2024年03月06日
好色
本書に度々出てくるのが、自分の本性だと言う「好色」。いくら「自分と妻」の死後に出版されるとはいえ、政治家という「公職」にあった人間が、こうも赤裸々に出会いから、逢引き、別れまでを書いた本はないと思う。
何がそうさせたのか?その理由を、「作家として死後に正当な評価を受けたい」からだったのではないかと書いてある書評があった。一橋大学在学中に書いたデビュー作『太陽の季節』はその(当時としては)スキャンダラスな内容で大きな話題となり、翌年には芥川賞も受賞した。

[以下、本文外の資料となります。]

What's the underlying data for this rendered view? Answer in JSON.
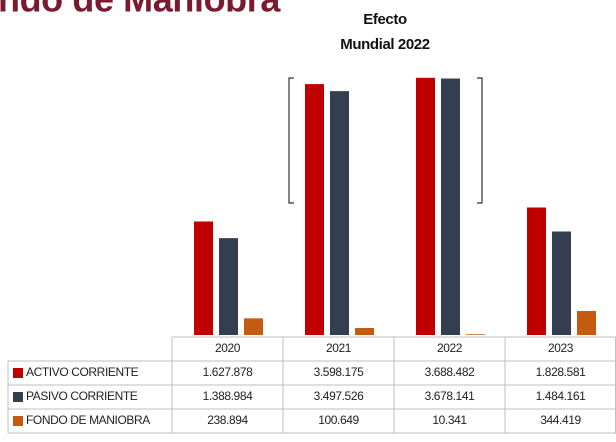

しかし、その後の作品は大した評価は受けていない。むしろ、『太陽の季節』の映画化をきっかけに国民的俳優となった弟・裕次郎の兄として、そして、政治家としてのイメージが広がっていく。それを、政治家を引退した時、「俺の原点は文学者だ」と言いたかったのか。
140:政治家デビュー
私は読売新聞に頼まれ、ベトナム戦争の取材に出かけ現地の知識人たちと懇談し、彼等が己の国の有様にきわめてシニックでいるのに驚き、併せて日本におけるベ兵連なる手合いの安易なシニスムとの類似に気付き、日本と言う国家の将来に強い危機感を抱いて政治家になる決心をした時、参議院の全国区に出るという私のために、ならばおまえに2、30万の票をつくってやると水野さん(産経新聞社主)が言い出し、私をいきなり、彼が懇意にしていた霊友会の小谷喜美会長に引き合わせてくれたものだ。
161:N(中町由子)との出会い
人生の見境もなく闇雲に結婚した妻とその間に生まれた子供たちは別だが、人を塾愛するという体験を味わったのは彼女が初めてであり、最後だったと思う。出会った頃、彼女はまだ新劇の女優の卵で俳優座の研究生だった。(中略)劇団四季に移籍して大きく花が咲いた。
165:交通事故が原因でアルツハイマー型認知症に
彼女の母親は以前彼女が妊娠して二人の関係が露見してしまい、私はあるところへ呼び出され、事はこれきりにしてきちんと家庭に戻れと説教されたことがあった。
176:私の好色の遍歴はそれで終わることもなかった。知事時代にあるテレビ番組がきっかけで知り合った私よりも45歳も若い、私の文学の熱狂的な愛好者だという女に言い寄られ関係を持ってしまった。
195:私の妻やNやSやあのYにせよ、私が強いたわけではないが私のために多くの犠牲に耐えてくれた彼女たちのお陰で、私の人生はかなり深く彩られたものとして在ることができたとは言えるに違いない。